Unlock a world of possibilities! Login now and discover the exclusive benefits awaiting you.
Dear Community,
I searched the forums but unfortunately I could not find a solution to my problem. I try to describe it as good as possible:
I have a list of M&A Transactions, including the industry classifiactions of the targets, containing different levels of the different industries the target is active in. Entries might look like this:
Industry Classifications [Target/Issuer] |
Application Software; Information Technology; Software; Software and Services; Information Technology (IT) Consulting; IT Consulting and Other Services; IT Services |
Commercial and Professional Services; Industrials; Professional Services; Research and Consulting Services |
For mapping, I have a complete list of the different industries on different levels (extract):
Industry - Level 1 | Industry - Level 2 | Industry - Level 3 | Industry - Level 4 |
Information Technology | Semiconductors and Semiconductor Equipment | Semiconductors and Semiconductor Equipment | Semiconductor Equipment |
Information Technology | Semiconductors and Semiconductor Equipment | Semiconductors and Semiconductor Equipment | Semiconductors |
Information Technology | Software and Services | IT Services | Internet Services and Infrastructure |
Information Technology | Software and Services | Software | Application Software |
Information Technology | Software and Services | Software | Systems Software |
What I'm trying to achieve is that if I select a level of Industry (e.g.

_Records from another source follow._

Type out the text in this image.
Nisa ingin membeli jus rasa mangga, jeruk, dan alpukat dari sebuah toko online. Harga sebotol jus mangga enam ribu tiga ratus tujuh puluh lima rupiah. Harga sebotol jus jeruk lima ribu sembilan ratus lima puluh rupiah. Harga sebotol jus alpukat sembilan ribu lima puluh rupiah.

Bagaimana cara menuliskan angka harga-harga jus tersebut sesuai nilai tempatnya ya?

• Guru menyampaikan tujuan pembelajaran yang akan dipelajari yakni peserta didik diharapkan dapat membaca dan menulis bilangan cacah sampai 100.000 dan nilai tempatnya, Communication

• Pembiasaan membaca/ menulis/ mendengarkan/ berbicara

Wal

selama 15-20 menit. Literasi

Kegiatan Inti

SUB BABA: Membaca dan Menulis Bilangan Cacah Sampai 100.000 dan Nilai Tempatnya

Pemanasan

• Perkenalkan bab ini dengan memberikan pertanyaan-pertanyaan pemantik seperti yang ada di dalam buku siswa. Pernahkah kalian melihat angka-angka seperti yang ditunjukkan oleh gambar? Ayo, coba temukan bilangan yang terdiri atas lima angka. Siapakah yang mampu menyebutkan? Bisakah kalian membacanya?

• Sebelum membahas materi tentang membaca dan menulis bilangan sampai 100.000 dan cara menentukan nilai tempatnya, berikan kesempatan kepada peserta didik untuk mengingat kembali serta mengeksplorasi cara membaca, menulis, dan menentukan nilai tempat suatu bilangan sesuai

Level 1: 'Information Technology' or Level 4: 'Application Software') and as a return I see the transactions containing the industry classification somewhere in their string for industry classification.
Let's put it another way, I want to create a scatter plot (x: Transaction Value (Sum), y: Transactions (Count)) for each level of Industries, such that the bubble 'Information Technology' contains all transactions where the string 'Information Technology' can be found in the field 'Industry Classifation.
I hope I was able to describe my Problem 🙂 I would really appreciate some suggestions/help on this one! Thanks so much in advance.
Best
Yes you are correct. it was a typo. The key thing to my solution is the subfield part that transforms a single semi-colon divided list to multiple rows with one semicolon entry per row.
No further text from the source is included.